The basis spectra used in the two-component linear regression spectral fitting model. The MIS (solid) is the composite of the MIS-doublet, MIS-broad and MIS-singlet signals and is the average of 30 MIS spectra obtained from the post-cut spectra of the unirradiated nail samples, after subtraction of the pre-IR (background) spectrum.

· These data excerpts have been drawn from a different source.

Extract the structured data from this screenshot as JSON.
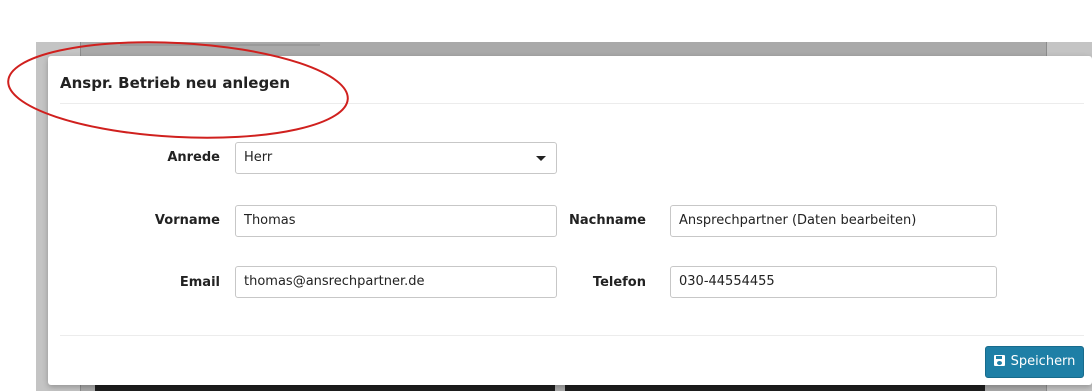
{
  "modal": {
    "title": "Anspr. Betrieb neu anlegen",
    "save_label": "Speichern"
  },
  "form": {
    "anrede": {
      "label": "Anrede",
      "value": "Herr"
    },
    "vorname": {
      "label": "Vorname",
      "value": "Thomas"
    },
    "nachname": {
      "label": "Nachname",
      "value": "Ansprechpartner (Daten bearbeiten)"
    },
    "email": {
      "label": "Email",
      "value": "thomas@ansrechpartner.de"
    },
    "telefon": {
      "label": "Telefon",
      "value": "030-44554455"
    }
  },
  "colors": {
    "primary_button": "#1e7fa6",
    "annotation_ellipse": "#d0201e"
  }
}
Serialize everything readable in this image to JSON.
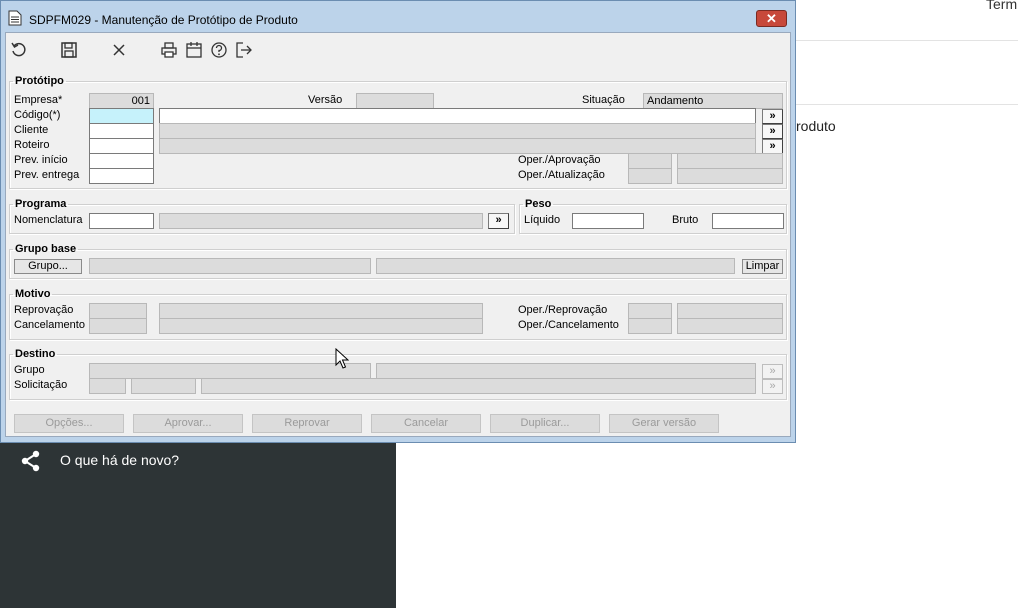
{
  "background": {
    "top_right_text": "Term",
    "section_text": "roduto",
    "sidebar_link": "O que há de novo?"
  },
  "window": {
    "title": "SDPFM029 - Manutenção de Protótipo de Produto",
    "close_label": "✕"
  },
  "toolbar": {
    "icons": [
      "undo-icon",
      "save-icon",
      "cancel-icon",
      "print-icon",
      "calendar-icon",
      "help-icon",
      "exit-icon"
    ]
  },
  "prototipo": {
    "legend": "Protótipo",
    "empresa_label": "Empresa*",
    "empresa_value": "001",
    "versao_label": "Versão",
    "versao_value": "",
    "situacao_label": "Situação",
    "situacao_value": "Andamento",
    "codigo_label": "Código(*)",
    "codigo_value": "",
    "cliente_label": "Cliente",
    "roteiro_label": "Roteiro",
    "prev_inicio_label": "Prev. início",
    "prev_entrega_label": "Prev. entrega",
    "oper_aprovacao_label": "Oper./Aprovação",
    "oper_atualizacao_label": "Oper./Atualização",
    "pick_label": "»"
  },
  "programa": {
    "legend": "Programa",
    "nomenclatura_label": "Nomenclatura",
    "pick_label": "»"
  },
  "peso": {
    "legend": "Peso",
    "liquido_label": "Líquido",
    "bruto_label": "Bruto"
  },
  "grupo_base": {
    "legend": "Grupo base",
    "grupo_button": "Grupo...",
    "limpar_button": "Limpar"
  },
  "motivo": {
    "legend": "Motivo",
    "reprovacao_label": "Reprovação",
    "cancelamento_label": "Cancelamento",
    "oper_reprovacao_label": "Oper./Reprovação",
    "oper_cancelamento_label": "Oper./Cancelamento"
  },
  "destino": {
    "legend": "Destino",
    "grupo_label": "Grupo",
    "solicitacao_label": "Solicitação",
    "pick_label": "»"
  },
  "actions": {
    "opcoes": "Opções...",
    "aprovar": "Aprovar...",
    "reprovar": "Reprovar",
    "cancelar": "Cancelar",
    "duplicar": "Duplicar...",
    "gerar_versao": "Gerar versão"
  },
  "colors": {
    "window_frame": "#bcd3ea",
    "client_bg": "#f0f0f0",
    "readonly_field": "#dcdcdc",
    "focused_field": "#c6f2fb",
    "close_button": "#c7483a",
    "dark_panel": "#2d3436"
  }
}
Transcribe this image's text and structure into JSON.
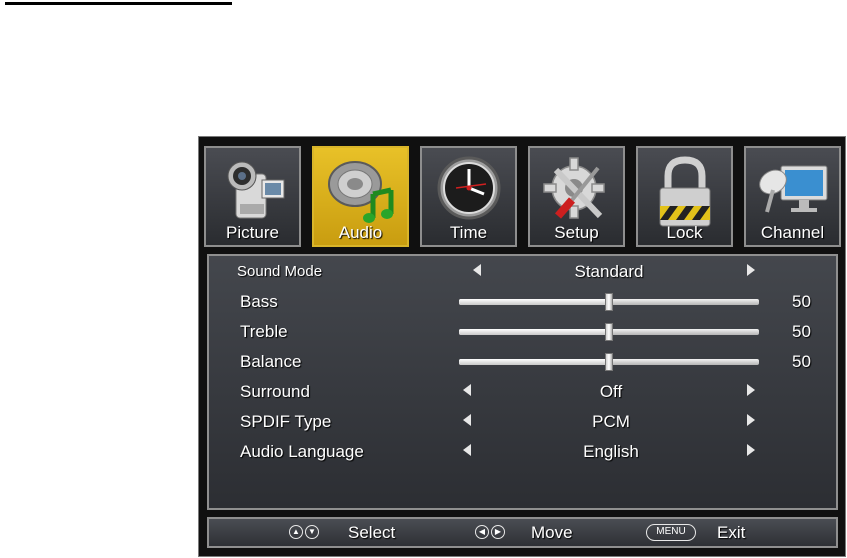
{
  "tabs": [
    {
      "label": "Picture",
      "icon": "camcorder-icon",
      "active": false
    },
    {
      "label": "Audio",
      "icon": "speaker-music-icon",
      "active": true
    },
    {
      "label": "Time",
      "icon": "clock-icon",
      "active": false
    },
    {
      "label": "Setup",
      "icon": "gear-tools-icon",
      "active": false
    },
    {
      "label": "Lock",
      "icon": "padlock-icon",
      "active": false
    },
    {
      "label": "Channel",
      "icon": "satellite-monitor-icon",
      "active": false
    }
  ],
  "audio": {
    "sound_mode": {
      "label": "Sound Mode",
      "value": "Standard"
    },
    "bass": {
      "label": "Bass",
      "value": "50",
      "level": 50
    },
    "treble": {
      "label": "Treble",
      "value": "50",
      "level": 50
    },
    "balance": {
      "label": "Balance",
      "value": "50",
      "level": 50
    },
    "surround": {
      "label": "Surround",
      "value": "Off"
    },
    "spdif_type": {
      "label": "SPDIF Type",
      "value": "PCM"
    },
    "audio_language": {
      "label": "Audio Language",
      "value": "English"
    }
  },
  "footer": {
    "select_label": "Select",
    "move_label": "Move",
    "menu_key": "MENU",
    "exit_label": "Exit"
  },
  "colors": {
    "active_tab": "#e0b820",
    "panel": "#3a3d42",
    "text": "#ffffff"
  }
}
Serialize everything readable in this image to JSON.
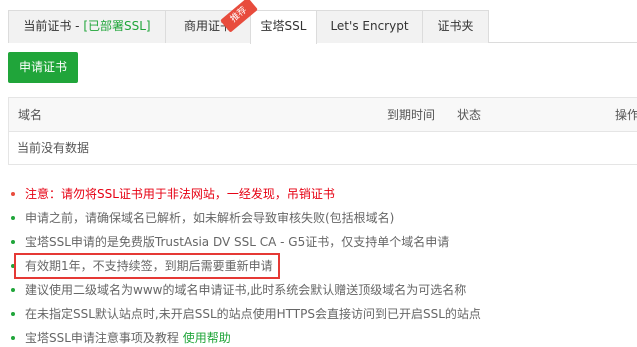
{
  "tabs": [
    {
      "label": "当前证书 - ",
      "suffix": "[已部署SSL]"
    },
    {
      "label": "商用证书",
      "badge": "推荐"
    },
    {
      "label": "宝塔SSL"
    },
    {
      "label": "Let's Encrypt"
    },
    {
      "label": "证书夹"
    }
  ],
  "apply_button": "申请证书",
  "table": {
    "columns": [
      "域名",
      "到期时间",
      "状态",
      "操作"
    ],
    "empty_text": "当前没有数据"
  },
  "notes": [
    "注意：请勿将SSL证书用于非法网站，一经发现，吊销证书",
    "申请之前，请确保域名已解析，如未解析会导致审核失败(包括根域名)",
    "宝塔SSL申请的是免费版TrustAsia DV SSL CA - G5证书，仅支持单个域名申请",
    "有效期1年，不支持续签，到期后需要重新申请",
    "建议使用二级域名为www的域名申请证书,此时系统会默认赠送顶级域名为可选名称",
    "在未指定SSL默认站点时,未开启SSL的站点使用HTTPS会直接访问到已开启SSL的站点",
    "宝塔SSL申请注意事项及教程 "
  ],
  "help_link": "使用帮助",
  "colors": {
    "accent": "#20a53a",
    "warning": "#e60012",
    "highlight": "#e53935"
  }
}
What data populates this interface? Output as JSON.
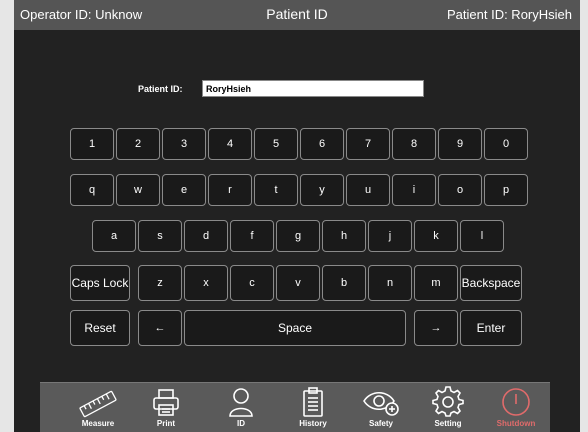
{
  "titlebar": {
    "operator": "Operator ID: Unknow",
    "title": "Patient ID",
    "patient": "Patient ID: RoryHsieh"
  },
  "form": {
    "label": "Patient ID:",
    "value": "RoryHsieh"
  },
  "keyboard": {
    "row1": [
      "1",
      "2",
      "3",
      "4",
      "5",
      "6",
      "7",
      "8",
      "9",
      "0"
    ],
    "row2": [
      "q",
      "w",
      "e",
      "r",
      "t",
      "y",
      "u",
      "i",
      "o",
      "p"
    ],
    "row3": [
      "a",
      "s",
      "d",
      "f",
      "g",
      "h",
      "j",
      "k",
      "l"
    ],
    "row4": [
      "Caps Lock",
      "z",
      "x",
      "c",
      "v",
      "b",
      "n",
      "m",
      "Backspace"
    ],
    "row5": [
      "Reset",
      "←",
      "Space",
      "→",
      "Enter"
    ]
  },
  "toolbar": {
    "items": [
      {
        "label": "Measure",
        "icon": "ruler-icon"
      },
      {
        "label": "Print",
        "icon": "printer-icon"
      },
      {
        "label": "ID",
        "icon": "person-icon"
      },
      {
        "label": "History",
        "icon": "clipboard-icon"
      },
      {
        "label": "Safety",
        "icon": "eye-shield-icon"
      },
      {
        "label": "Setting",
        "icon": "gear-icon"
      },
      {
        "label": "Shutdown",
        "icon": "power-icon"
      }
    ]
  },
  "colors": {
    "background": "#222222",
    "titlebar": "#555555",
    "toolbar": "#5a5a5a",
    "shutdown": "#e06b6b"
  }
}
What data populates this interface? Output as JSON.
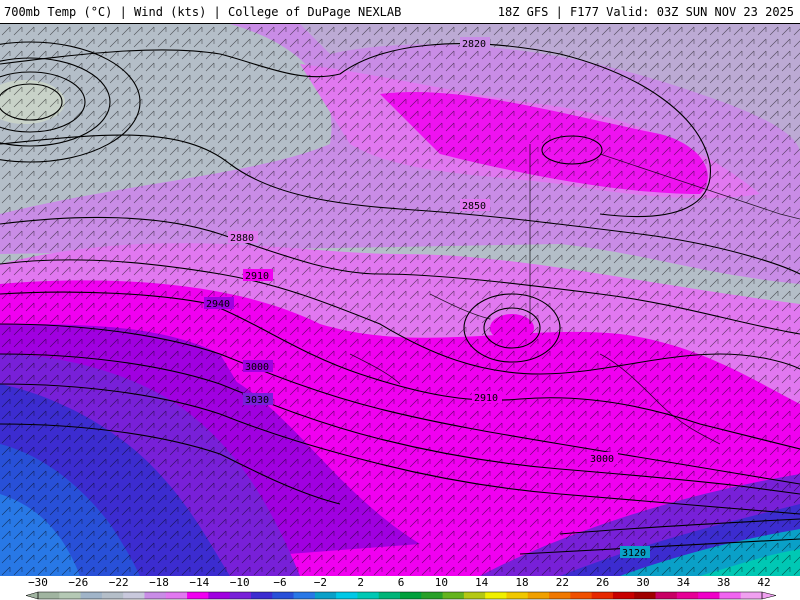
{
  "header": {
    "left": "700mb Temp (°C) | Wind (kts) | College of DuPage NEXLAB",
    "right": "18Z GFS | F177 Valid: 03Z SUN NOV 23 2025"
  },
  "colors": {
    "cold_gray": "#b4bec8",
    "lavender": "#c98ce6",
    "light_magenta": "#e178f0",
    "magenta": "#f000f0",
    "purple": "#a000e0",
    "violet": "#7820d8",
    "deep_blue": "#3c2cd0",
    "blue": "#2850d8",
    "teal": "#0aa0c8",
    "aqua": "#00c8b4"
  },
  "contour_labels": [
    "2820",
    "2850",
    "2880",
    "2910",
    "2940",
    "3000",
    "3030",
    "2910",
    "3000",
    "3120"
  ],
  "legend": {
    "tick_labels": [
      "−30",
      "−26",
      "−22",
      "−18",
      "−14",
      "−10",
      "−6",
      "−2",
      "2",
      "6",
      "10",
      "14",
      "18",
      "22",
      "26",
      "30",
      "34",
      "38",
      "42"
    ],
    "swatches": [
      "#a0b4a0",
      "#b4c8b4",
      "#a0b4c8",
      "#b4bec8",
      "#c8c8dc",
      "#c98ce6",
      "#e178f0",
      "#f000f0",
      "#a000e0",
      "#7820d8",
      "#3c2cd0",
      "#2850d8",
      "#2878e6",
      "#0aa0c8",
      "#00c8e6",
      "#00c8b4",
      "#00b478",
      "#00a03c",
      "#28a028",
      "#64b41e",
      "#b4c814",
      "#f0f000",
      "#f0c800",
      "#f0a000",
      "#f07800",
      "#f05000",
      "#e62800",
      "#c80000",
      "#a00000",
      "#c80064",
      "#e60096",
      "#f000c8",
      "#f064f0",
      "#f0a0f0"
    ]
  }
}
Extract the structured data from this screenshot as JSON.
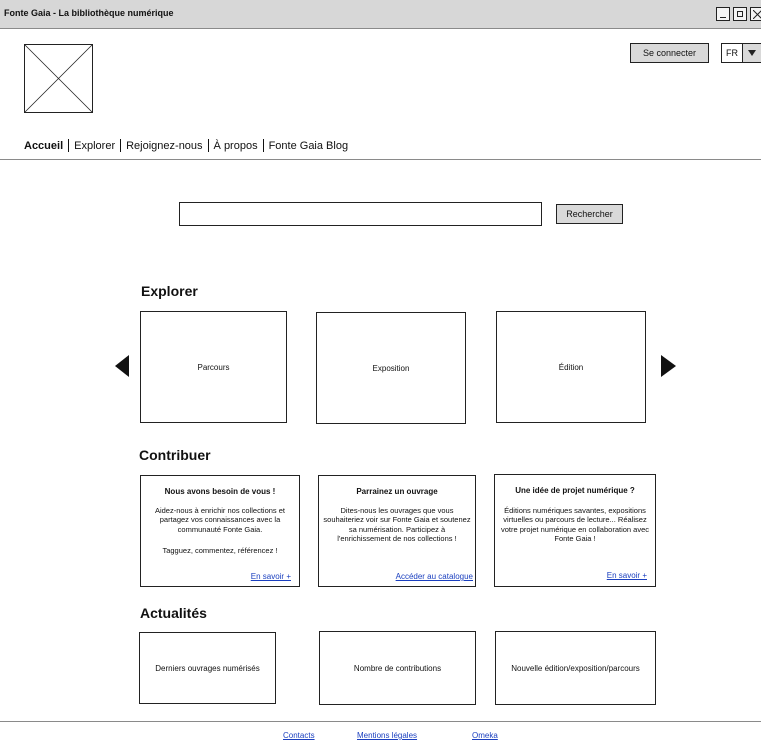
{
  "window": {
    "title": "Fonte Gaia - La bibliothèque numérique"
  },
  "header": {
    "login_label": "Se connecter",
    "language": "FR",
    "nav": [
      "Accueil",
      "Explorer",
      "Rejoignez-nous",
      "À propos",
      "Fonte Gaia Blog"
    ]
  },
  "search": {
    "value": "",
    "placeholder": "",
    "button_label": "Rechercher"
  },
  "explorer": {
    "title": "Explorer",
    "cards": [
      "Parcours",
      "Exposition",
      "Édition"
    ]
  },
  "contribuer": {
    "title": "Contribuer",
    "cards": [
      {
        "title": "Nous avons besoin de vous !",
        "text": "Aidez-nous à enrichir nos collections et partagez vos connaissances avec la communauté Fonte Gaia.",
        "text2": "Tagguez, commentez, référencez !",
        "link": "En savoir +"
      },
      {
        "title": "Parrainez un ouvrage",
        "text": "Dites-nous les ouvrages que vous souhaiteriez voir sur Fonte Gaia et soutenez sa numérisation. Participez à l'enrichissement de nos collections !",
        "text2": "",
        "link": "Accéder au catalogue"
      },
      {
        "title": "Une idée de projet numérique ?",
        "text": "Éditions numériques savantes, expositions virtuelles ou parcours de lecture... Réalisez votre projet numérique en collaboration avec Fonte Gaia !",
        "text2": "",
        "link": "En savoir +"
      }
    ]
  },
  "actualites": {
    "title": "Actualités",
    "cards": [
      "Derniers ouvrages numérisés",
      "Nombre de contributions",
      "Nouvelle édition/exposition/parcours"
    ]
  },
  "footer": {
    "links": [
      "Contacts",
      "Mentions légales",
      "Omeka"
    ]
  },
  "icons": [
    "image-placeholder-icon",
    "minimize-icon",
    "maximize-icon",
    "close-icon",
    "dropdown-arrow-icon",
    "arrow-left-icon",
    "arrow-right-icon"
  ]
}
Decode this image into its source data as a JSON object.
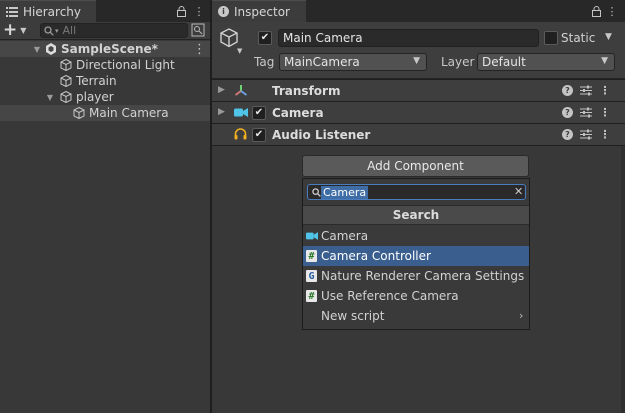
{
  "hierarchy": {
    "tab_label": "Hierarchy",
    "add_label": "+",
    "search_placeholder": "All",
    "items": [
      {
        "label": "SampleScene*"
      },
      {
        "label": "Directional Light"
      },
      {
        "label": "Terrain"
      },
      {
        "label": "player"
      },
      {
        "label": "Main Camera"
      }
    ]
  },
  "inspector": {
    "tab_label": "Inspector",
    "object_name": "Main Camera",
    "static_label": "Static",
    "tag_label": "Tag",
    "tag_value": "MainCamera",
    "layer_label": "Layer",
    "layer_value": "Default",
    "components": [
      {
        "label": "Transform"
      },
      {
        "label": "Camera"
      },
      {
        "label": "Audio Listener"
      }
    ]
  },
  "add_component": {
    "button_label": "Add Component",
    "search_value": "Camera",
    "section_title": "Search",
    "results": [
      {
        "label": "Camera"
      },
      {
        "label": "Camera Controller"
      },
      {
        "label": "Nature Renderer Camera Settings"
      },
      {
        "label": "Use Reference Camera"
      },
      {
        "label": "New script"
      }
    ]
  },
  "colors": {
    "selection": "#3a5f8f",
    "panel": "#383838",
    "component_header": "#3e3e3e"
  }
}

The RIS (hashed) is a simple Lorentzian function.

Figure 7.

Two-component fit of the MIS and RIS basis functions (red) to the post-cut spectrum of a nail clipping that received a 6 Gy dose (blue) after subtraction of the background.

Figure 8.

Residual spectrum after the linear regression fit of the two-component model to the post-cut spectra acquired from the six nail samples (irradiated to doses of 0, 1, 2, 4 or 6 Gy) in five donor nail sets.

Figure 9.

Comparison of the dose response of the estimated RIS (square), determined from spectral fitting and the dose response of the actual RIS (circle) in all 15-donor nail sets. The actual RIS was obtained by subtracting the pre-IR spectrum from the post-IR spectrum.

Figure 10.

Plots of the mean estimated RIS (circle) and actual RIS (diamond) amplitudes for all 15-donor nail sets calculated without the background included during the spectral fitting. The error bars represent the standard error of the mean. The lines represent the linear regression analysis of the dose response of the estimated and actual RIS amplitudes calculated for all 90 nail clipping samples.

Figure 11.

Plots of the mean estimated RIS (solid lines) and actual RIS (hashed lines) amplitudes for all 16-donor nail sets with the background included during the fitting analysis but no post-fitting correction for background (circles) and with a post-fitting correction for background (diamonds). The error bars represent the standard error of the mean. The lines represent the linear regression analysis of the dose response of the estimated and actual RIS amplitudes calculated for all 96 nail clipping samples.